Many of you probably remember the conversation over whether video games are art that the Smithsonian American Art Museum Exhibition The Art of Video Games initiated a few years ago. While that conversation was…interesting and heated, what everyone agreed on was that Smithsonian’s exhibition was another proof of how video games are becoming an increasingly-accepted form of entertainment (and, perhaps, of art), a wonderful moment in time if you belong to the generation whose parents saw video games as an addiction (to be remedied through an abundance of homework) and a waste of time.
That exhibition was followed by other, similar ones that also explored the art of video games, but “Pushing Buttons, a “late night event" last Friday at the UK’s Victoria & Albert Museum, put esports on display in a museum, one of the first times a museum focuses on the act of playing games competitively rather than on video game art. Among other games, one of the focal points of the night was Blizzard’s Hearthstone (Free).
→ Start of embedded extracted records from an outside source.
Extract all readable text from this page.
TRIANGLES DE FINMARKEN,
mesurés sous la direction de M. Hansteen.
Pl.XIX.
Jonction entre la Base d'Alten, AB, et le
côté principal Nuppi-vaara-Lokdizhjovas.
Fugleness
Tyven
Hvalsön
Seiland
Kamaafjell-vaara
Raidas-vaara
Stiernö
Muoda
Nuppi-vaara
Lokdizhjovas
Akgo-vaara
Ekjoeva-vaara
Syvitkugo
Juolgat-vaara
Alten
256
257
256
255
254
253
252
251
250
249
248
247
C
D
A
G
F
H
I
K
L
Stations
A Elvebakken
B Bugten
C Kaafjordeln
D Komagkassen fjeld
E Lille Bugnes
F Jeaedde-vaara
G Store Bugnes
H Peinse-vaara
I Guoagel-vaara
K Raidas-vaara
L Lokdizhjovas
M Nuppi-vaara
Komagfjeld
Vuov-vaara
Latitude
According to the story by Ars Technica, a Hearthstone match was set up in the middle of a room that displayed some of the world’s finest works of art (such as a Rafael painting). This event didn’t just show off games like Hearthstone, it focused everyone’s attention on the nature of these games as esports, showing them off as “massive cultural phenomen(a)." When you consider that V&A is the world’s largest museum of decorative arts and design, then you realize that this exhibition is no small feat. I’m glad to see that video games continue to be elevated in cultural terms, but I wish I was there to be able to say that I was playing Hearthstone at that foot of a Raphael painting; it’s not often you can claim that.